The current Danzig exhibit is perhaps the first symptom of this institutional schizophrenia. Neither Harvard nor the Near Eastern Dept. brought "Danzig: 1939" to the Semitic Museum--the National Endowment for the Humanities. Combined Jewish Philanthropies, the Dorot Foundation, and a host of other private and corporate donors did. They answered Carney Gavin's letters because it seemed to them that the Danzig exhibit was of significant historical and cultural interest to the general public.
The exhibit deserved a visit to Boston because there are people here who want to see it: it deserved to re-open the Harvard Semitic Museum cause it seemed so consistent with Schiff's original dream of "promoting sound knowledge of Semitic languages and history."
The Museum did squeeze in one scholarly event among all the public lectures and films and special exhibits, an academic symposium on the Danzig experience moderated by Professor Isadore Twersky. But the symposium could have taken place without the museum and even without the exhibit. Holocaust studies, strictly speaking, are not in the domain of the Harvard Near Eastern department; nor does 19th-or 20th-century Judaica make up any significant portion of the Semitic Museum's collection.
Yet if the scholars had been left to their own devices, they could never have come up with an exhibit like "Danzig: 1939," an exhibit that carries so much meaning and emotion for so many people and attracts financial support from so many different sources.
But what is in store for the museum after the Danzig collection moves on in June? Provided it can come up with some display cases, part of that vast collection in the basement will go on exhibit in the upper floors. The scholarly machinery will continue humming as it has for a generation now. As Cross points out, scholars don't need display cases; they have been getting along perfectly well with the collection in the basement all this time. Without an attraction like "Danzig" and the high-gear publicity that accompanied it, will the general public bother to stop in for a look?

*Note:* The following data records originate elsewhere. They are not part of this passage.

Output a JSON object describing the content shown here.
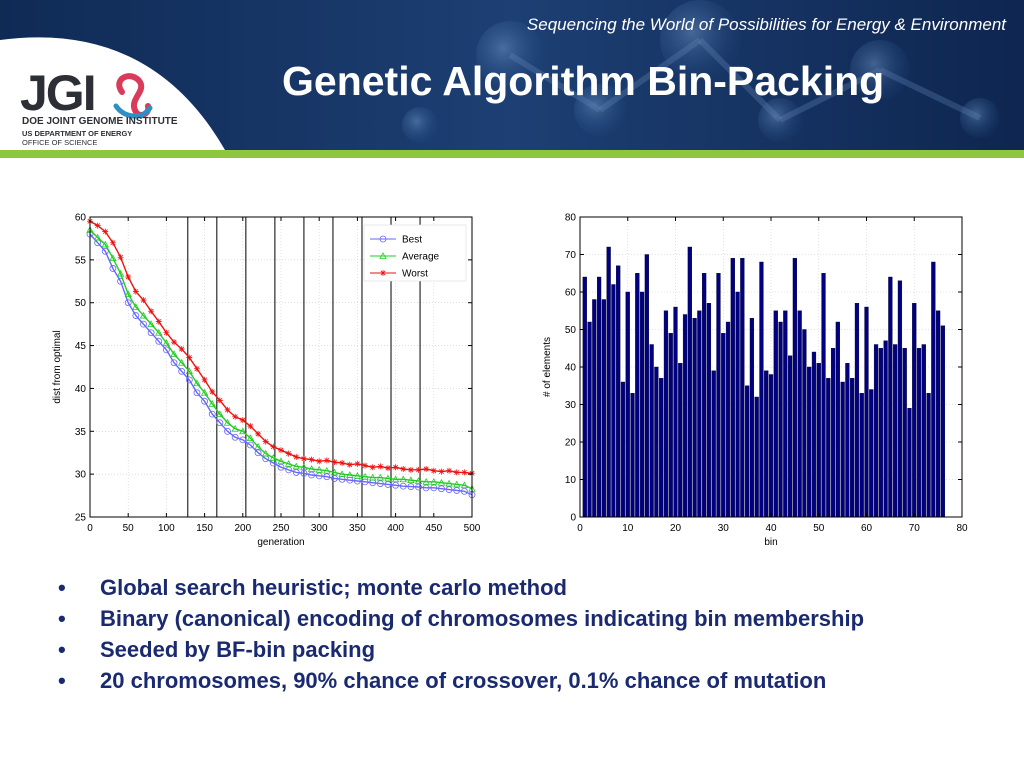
{
  "header": {
    "tagline": "Sequencing the World of Possibilities for Energy & Environment",
    "title": "Genetic Algorithm Bin-Packing"
  },
  "logo": {
    "text": "JGI",
    "line1": "DOE JOINT GENOME INSTITUTE",
    "line2": "US DEPARTMENT OF ENERGY",
    "line3": "OFFICE OF SCIENCE"
  },
  "colors": {
    "header_bg": "#15305e",
    "accent_green": "#8dc63f",
    "bullet_text": "#1a2a70",
    "bar_fill": "#000080",
    "best": "#6666ff",
    "average": "#22cc22",
    "worst": "#ee1111"
  },
  "bullets": [
    "Global search heuristic; monte carlo method",
    "Binary (canonical) encoding of chromosomes indicating bin membership",
    "Seeded by BF-bin packing",
    "20 chromosomes, 90% chance of crossover, 0.1% chance of mutation"
  ],
  "chart_data": [
    {
      "type": "line",
      "title": "",
      "xlabel": "generation",
      "ylabel": "dist from optimal",
      "xlim": [
        0,
        500
      ],
      "ylim": [
        25,
        60
      ],
      "xticks": [
        0,
        50,
        100,
        150,
        200,
        250,
        300,
        350,
        400,
        450,
        500
      ],
      "yticks": [
        25,
        30,
        35,
        40,
        45,
        50,
        55,
        60
      ],
      "legend_position": "top-right",
      "markers": [
        128,
        166,
        204,
        242,
        280,
        318,
        356,
        394,
        432
      ],
      "x": [
        0,
        10,
        20,
        30,
        40,
        50,
        60,
        70,
        80,
        90,
        100,
        110,
        120,
        130,
        140,
        150,
        160,
        170,
        180,
        190,
        200,
        210,
        220,
        230,
        240,
        250,
        260,
        270,
        280,
        290,
        300,
        310,
        320,
        330,
        340,
        350,
        360,
        370,
        380,
        390,
        400,
        410,
        420,
        430,
        440,
        450,
        460,
        470,
        480,
        490,
        500
      ],
      "series": [
        {
          "name": "Best",
          "marker": "circle",
          "color": "#6666ff",
          "values": [
            58,
            57,
            56,
            54,
            52.5,
            50,
            48.5,
            47.5,
            46.5,
            45.5,
            44.5,
            43,
            42,
            41,
            39.5,
            38.5,
            37,
            36,
            35,
            34.3,
            34,
            33.4,
            32.5,
            31.8,
            31.3,
            30.8,
            30.5,
            30.2,
            30.1,
            29.9,
            29.8,
            29.7,
            29.5,
            29.4,
            29.3,
            29.2,
            29.1,
            29.0,
            28.9,
            28.8,
            28.7,
            28.6,
            28.55,
            28.5,
            28.4,
            28.4,
            28.3,
            28.2,
            28.1,
            28.0,
            27.6
          ]
        },
        {
          "name": "Average",
          "marker": "triangle",
          "color": "#22cc22",
          "values": [
            58.5,
            57.6,
            56.8,
            55.2,
            53.4,
            51,
            49.5,
            48.5,
            47.5,
            46.5,
            45.3,
            44,
            43,
            42,
            40.6,
            39.5,
            38.2,
            37,
            36,
            35.3,
            35,
            34.2,
            33.2,
            32.4,
            31.9,
            31.5,
            31.2,
            30.9,
            30.8,
            30.6,
            30.5,
            30.4,
            30.2,
            30.0,
            29.9,
            29.8,
            29.7,
            29.6,
            29.6,
            29.5,
            29.4,
            29.4,
            29.3,
            29.2,
            29.1,
            29.1,
            29.0,
            28.9,
            28.8,
            28.7,
            28.3
          ]
        },
        {
          "name": "Worst",
          "marker": "star",
          "color": "#ee1111",
          "values": [
            59.5,
            59,
            58.3,
            57,
            55.3,
            53,
            51.3,
            50.3,
            49,
            47.8,
            46.5,
            45.4,
            44.6,
            43.6,
            42.3,
            41,
            39.6,
            38.6,
            37.5,
            36.7,
            36.3,
            35.6,
            34.7,
            33.8,
            33.2,
            32.8,
            32.4,
            32.0,
            31.8,
            31.7,
            31.5,
            31.6,
            31.4,
            31.3,
            31.1,
            31.2,
            31.0,
            30.8,
            30.9,
            30.7,
            30.8,
            30.6,
            30.5,
            30.5,
            30.6,
            30.4,
            30.3,
            30.4,
            30.2,
            30.2,
            30.1
          ]
        }
      ]
    },
    {
      "type": "bar",
      "title": "",
      "xlabel": "bin",
      "ylabel": "# of elements",
      "xlim": [
        0,
        80
      ],
      "ylim": [
        0,
        80
      ],
      "xticks": [
        0,
        10,
        20,
        30,
        40,
        50,
        60,
        70,
        80
      ],
      "yticks": [
        0,
        10,
        20,
        30,
        40,
        50,
        60,
        70,
        80
      ],
      "categories": [
        1,
        2,
        3,
        4,
        5,
        6,
        7,
        8,
        9,
        10,
        11,
        12,
        13,
        14,
        15,
        16,
        17,
        18,
        19,
        20,
        21,
        22,
        23,
        24,
        25,
        26,
        27,
        28,
        29,
        30,
        31,
        32,
        33,
        34,
        35,
        36,
        37,
        38,
        39,
        40,
        41,
        42,
        43,
        44,
        45,
        46,
        47,
        48,
        49,
        50,
        51,
        52,
        53,
        54,
        55,
        56,
        57,
        58,
        59,
        60,
        61,
        62,
        63,
        64,
        65,
        66,
        67,
        68,
        69,
        70,
        71,
        72,
        73,
        74,
        75,
        76,
        77
      ],
      "values": [
        64,
        52,
        58,
        64,
        58,
        72,
        62,
        67,
        36,
        60,
        33,
        65,
        60,
        70,
        46,
        40,
        37,
        55,
        49,
        56,
        41,
        54,
        72,
        53,
        55,
        65,
        57,
        39,
        65,
        49,
        52,
        69,
        60,
        69,
        35,
        53,
        32,
        68,
        39,
        38,
        55,
        52,
        55,
        43,
        69,
        55,
        50,
        40,
        44,
        41,
        65,
        37,
        45,
        52,
        36,
        41,
        37,
        57,
        33,
        56,
        34,
        46,
        45,
        47,
        64,
        46,
        63,
        45,
        29,
        57,
        45,
        46,
        33,
        68,
        55,
        51,
        0
      ]
    }
  ]
}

Jacob Schiff invested his money in a public education campaign: He believed in his heart that knowledge was the best weapon against prejudice. Carney Gavin has been scrapping for the last 10 years with the same ideal in mind. His legion of volunteers take the idea of public education very seriously; they want to tell everyone about the beauty and mystery and profound importance of Semitic culture. And they believe in the fundamental unity of Semitic peoples. Ultimately, says Gavin, the "survival of the planet" depends on the work being done at the Harvard Semitic Museum.

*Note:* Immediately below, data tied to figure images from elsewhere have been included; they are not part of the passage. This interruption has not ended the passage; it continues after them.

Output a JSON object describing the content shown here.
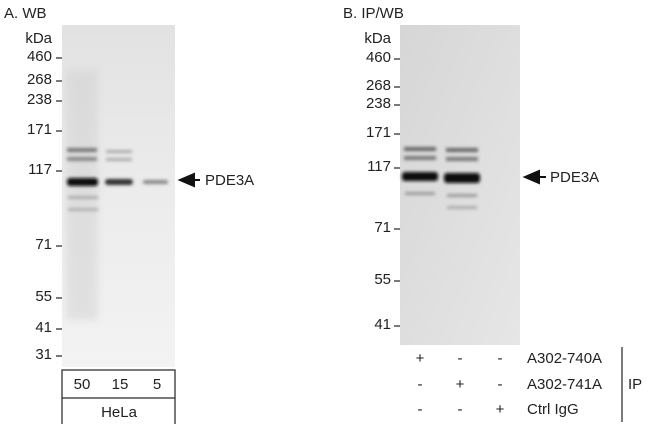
{
  "panels": [
    {
      "title": "A. WB",
      "marker_unit": "kDa",
      "markers": [
        "460",
        "268",
        "238",
        "171",
        "117",
        "71",
        "55",
        "41",
        "31"
      ],
      "band_label": "PDE3A",
      "lanes": [
        "50",
        "15",
        "5"
      ],
      "sample": "HeLa"
    },
    {
      "title": "B. IP/WB",
      "marker_unit": "kDa",
      "markers": [
        "460",
        "268",
        "238",
        "171",
        "117",
        "71",
        "55",
        "41"
      ],
      "band_label": "PDE3A",
      "ip_table": {
        "label": "IP",
        "rows": [
          {
            "antibody": "A302-740A",
            "lanes": [
              "+",
              "-",
              "-"
            ]
          },
          {
            "antibody": "A302-741A",
            "lanes": [
              "-",
              "+",
              "-"
            ]
          },
          {
            "antibody": "Ctrl IgG",
            "lanes": [
              "-",
              "-",
              "+"
            ]
          }
        ]
      }
    }
  ]
}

The dream is an old one, a dream that smacks of the optimism of the Enlightenment. Faith in the power of truth and knowledge holds a special place in American public life as much as in modern Jewish history. There is something anachronistic and quaint about Gavin's vision: What other archaeologist has such ambitions?

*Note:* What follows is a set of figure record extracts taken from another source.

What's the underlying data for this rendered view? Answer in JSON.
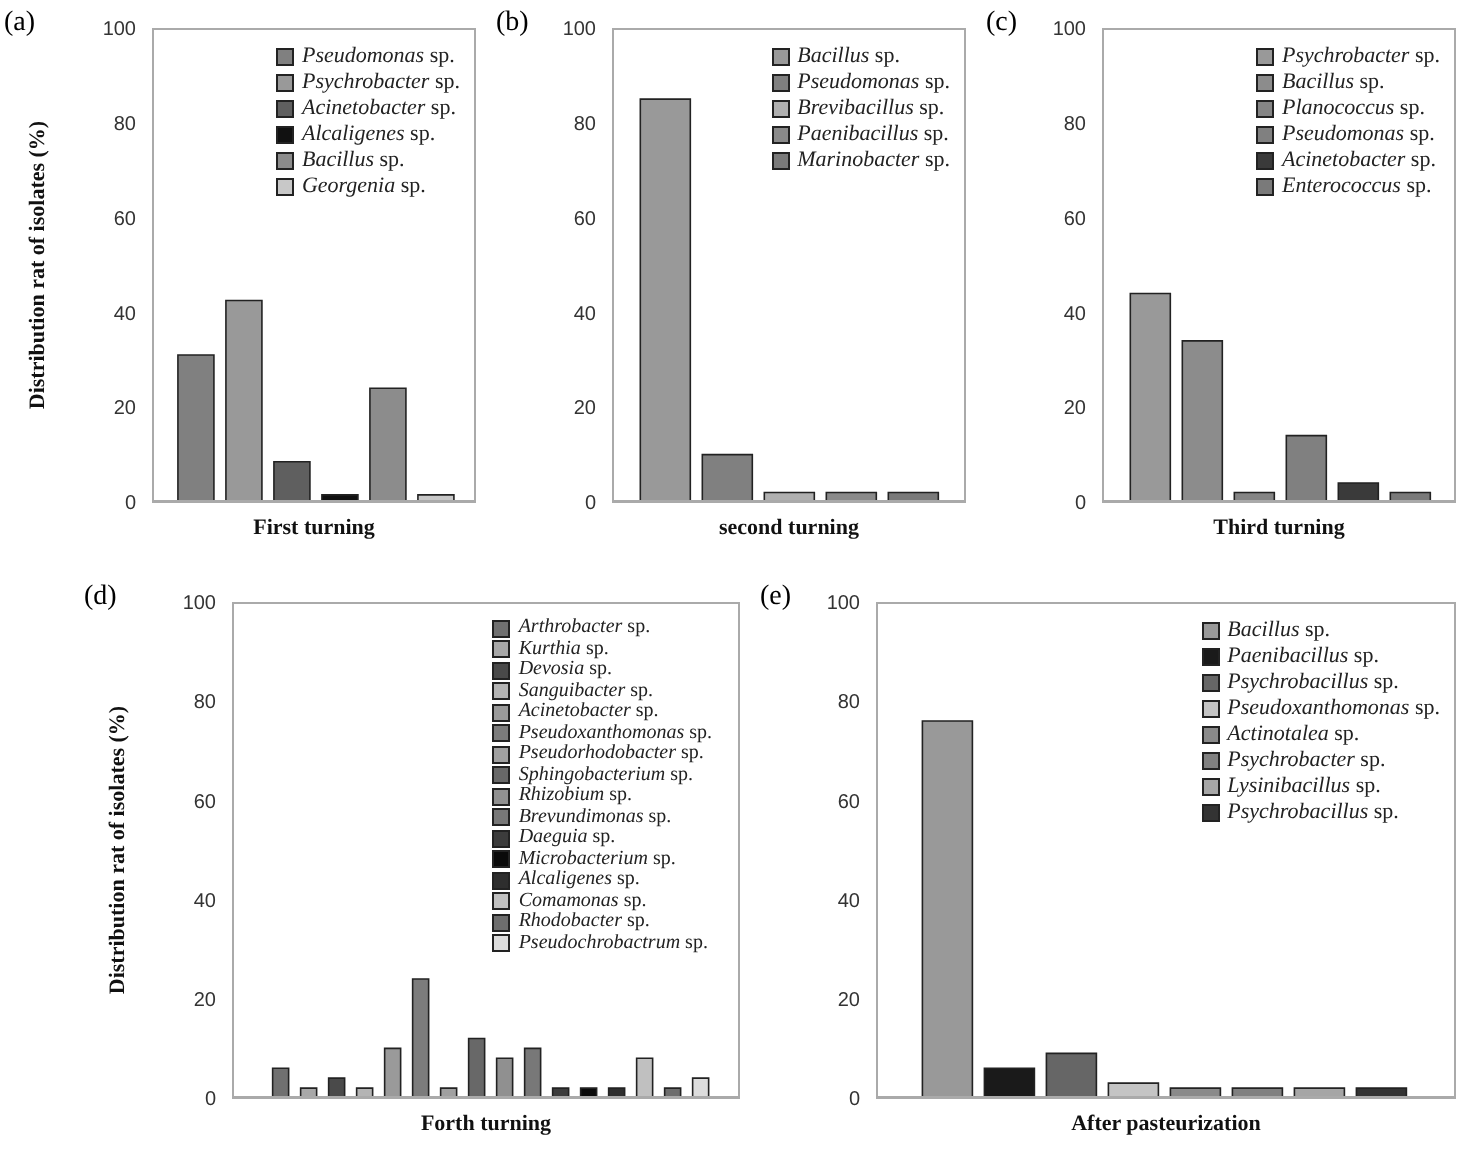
{
  "chart_data": [
    {
      "type": "bar",
      "title": "(a)",
      "xlabel": "First turning",
      "ylabel": "Distribution rat of isolates (%)",
      "categories": [
        null
      ],
      "ylim": [
        0,
        100
      ],
      "yticks": [
        0,
        20,
        40,
        60,
        80,
        100
      ],
      "legend": "top right",
      "series": [
        {
          "name": "Pseudomonas sp.",
          "color": "#808080",
          "values": [
            31
          ]
        },
        {
          "name": "Psychrobacter sp.",
          "color": "#999999",
          "values": [
            42.5
          ]
        },
        {
          "name": "Acinetobacter sp.",
          "color": "#5f5f5f",
          "values": [
            8.5
          ]
        },
        {
          "name": "Alcaligenes sp.",
          "color": "#111111",
          "values": [
            1.5
          ]
        },
        {
          "name": "Bacillus sp.",
          "color": "#8c8c8c",
          "values": [
            24
          ]
        },
        {
          "name": "Georgenia sp.",
          "color": "#c8c8c8",
          "values": [
            1.5
          ]
        }
      ]
    },
    {
      "type": "bar",
      "title": "(b)",
      "xlabel": "second turning",
      "categories": [
        null
      ],
      "ylim": [
        0,
        100
      ],
      "yticks": [
        0,
        20,
        40,
        60,
        80,
        100
      ],
      "legend": "top right",
      "series": [
        {
          "name": "Bacillus sp.",
          "color": "#999999",
          "values": [
            85
          ]
        },
        {
          "name": "Pseudomonas sp.",
          "color": "#808080",
          "values": [
            10
          ]
        },
        {
          "name": "Brevibacillus sp.",
          "color": "#b0b0b0",
          "values": [
            2
          ]
        },
        {
          "name": "Paenibacillus sp.",
          "color": "#8a8a8a",
          "values": [
            2
          ]
        },
        {
          "name": "Marinobacter sp.",
          "color": "#7a7a7a",
          "values": [
            2
          ]
        }
      ]
    },
    {
      "type": "bar",
      "title": "(c)",
      "xlabel": "Third turning",
      "categories": [
        null
      ],
      "ylim": [
        0,
        100
      ],
      "yticks": [
        0,
        20,
        40,
        60,
        80,
        100
      ],
      "legend": "top right",
      "series": [
        {
          "name": "Psychrobacter sp.",
          "color": "#999999",
          "values": [
            44
          ]
        },
        {
          "name": "Bacillus sp.",
          "color": "#8c8c8c",
          "values": [
            34
          ]
        },
        {
          "name": "Planococcus sp.",
          "color": "#858585",
          "values": [
            2
          ]
        },
        {
          "name": "Pseudomonas sp.",
          "color": "#808080",
          "values": [
            14
          ]
        },
        {
          "name": "Acinetobacter sp.",
          "color": "#3a3a3a",
          "values": [
            4
          ]
        },
        {
          "name": "Enterococcus sp.",
          "color": "#7a7a7a",
          "values": [
            2
          ]
        }
      ]
    },
    {
      "type": "bar",
      "title": "(d)",
      "xlabel": "Forth turning",
      "ylabel": "Distribution rat of isolates (%)",
      "categories": [
        null
      ],
      "ylim": [
        0,
        100
      ],
      "yticks": [
        0,
        20,
        40,
        60,
        80,
        100
      ],
      "legend": "top right",
      "series": [
        {
          "name": "Arthrobacter sp.",
          "color": "#707070",
          "values": [
            6
          ]
        },
        {
          "name": "Kurthia sp.",
          "color": "#a8a8a8",
          "values": [
            2
          ]
        },
        {
          "name": "Devosia sp.",
          "color": "#4a4a4a",
          "values": [
            4
          ]
        },
        {
          "name": "Sanguibacter sp.",
          "color": "#b4b4b4",
          "values": [
            2
          ]
        },
        {
          "name": "Acinetobacter sp.",
          "color": "#9a9a9a",
          "values": [
            10
          ]
        },
        {
          "name": "Pseudoxanthomonas sp.",
          "color": "#7c7c7c",
          "values": [
            24
          ]
        },
        {
          "name": "Pseudorhodobacter sp.",
          "color": "#a0a0a0",
          "values": [
            2
          ]
        },
        {
          "name": "Sphingobacterium sp.",
          "color": "#686868",
          "values": [
            12
          ]
        },
        {
          "name": "Rhizobium sp.",
          "color": "#909090",
          "values": [
            8
          ]
        },
        {
          "name": "Brevundimonas sp.",
          "color": "#787878",
          "values": [
            10
          ]
        },
        {
          "name": "Daeguia sp.",
          "color": "#3c3c3c",
          "values": [
            2
          ]
        },
        {
          "name": "Microbacterium sp.",
          "color": "#0a0a0a",
          "values": [
            2
          ]
        },
        {
          "name": "Alcaligenes sp.",
          "color": "#2e2e2e",
          "values": [
            2
          ]
        },
        {
          "name": "Comamonas sp.",
          "color": "#c0c0c0",
          "values": [
            8
          ]
        },
        {
          "name": "Rhodobacter sp.",
          "color": "#6e6e6e",
          "values": [
            2
          ]
        },
        {
          "name": "Pseudochrobactrum sp.",
          "color": "#dcdcdc",
          "values": [
            4
          ]
        }
      ]
    },
    {
      "type": "bar",
      "title": "(e)",
      "xlabel": "After pasteurization",
      "categories": [
        null
      ],
      "ylim": [
        0,
        100
      ],
      "yticks": [
        0,
        20,
        40,
        60,
        80,
        100
      ],
      "legend": "top right",
      "series": [
        {
          "name": "Bacillus sp.",
          "color": "#999999",
          "values": [
            76
          ]
        },
        {
          "name": "Paenibacillus sp.",
          "color": "#1a1a1a",
          "values": [
            6
          ]
        },
        {
          "name": "Psychrobacillus sp.",
          "color": "#666666",
          "values": [
            9
          ]
        },
        {
          "name": "Pseudoxanthomonas sp.",
          "color": "#c4c4c4",
          "values": [
            3
          ]
        },
        {
          "name": "Actinotalea sp.",
          "color": "#8a8a8a",
          "values": [
            2
          ]
        },
        {
          "name": "Psychrobacter sp.",
          "color": "#808080",
          "values": [
            2
          ]
        },
        {
          "name": "Lysinibacillus sp.",
          "color": "#a6a6a6",
          "values": [
            2
          ]
        },
        {
          "name": "Psychrobacillus sp.",
          "color": "#333333",
          "values": [
            2
          ]
        }
      ]
    }
  ]
}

The Department of Near Eastern Languages and Civilizations, for example, says nothing about world peace in its catalogue. It is difficult to take such an ambition seriously: we have already seen the dreams of too many well-intentioned men end in frustration and bitterness--men like Jacob Schiff.
Still, it was this spirit that opened the doors of the Semitic Museum on April 5. And the people at the museum, to a man, will tell you that there is no contradiction--that a museum can be scholarly and popular at the same time. The administration seems to like what it sees, though O'Brien says that "when it comes down to dollars ... educational research [and not public exhibits] is the primary concern of the administration." Everyone at 6 Divinity Ave, hopes that one day Harvard will even offer its little museum a slot on a University fund drive. No one knows when that might happen, and University officials decline comment on the question. Until then, the two museums will get by on their own, side by side: graduate students burrowing in the basement collection; the volunteers printing T-shirts that say "Harvard" in five ancient Semitic languages.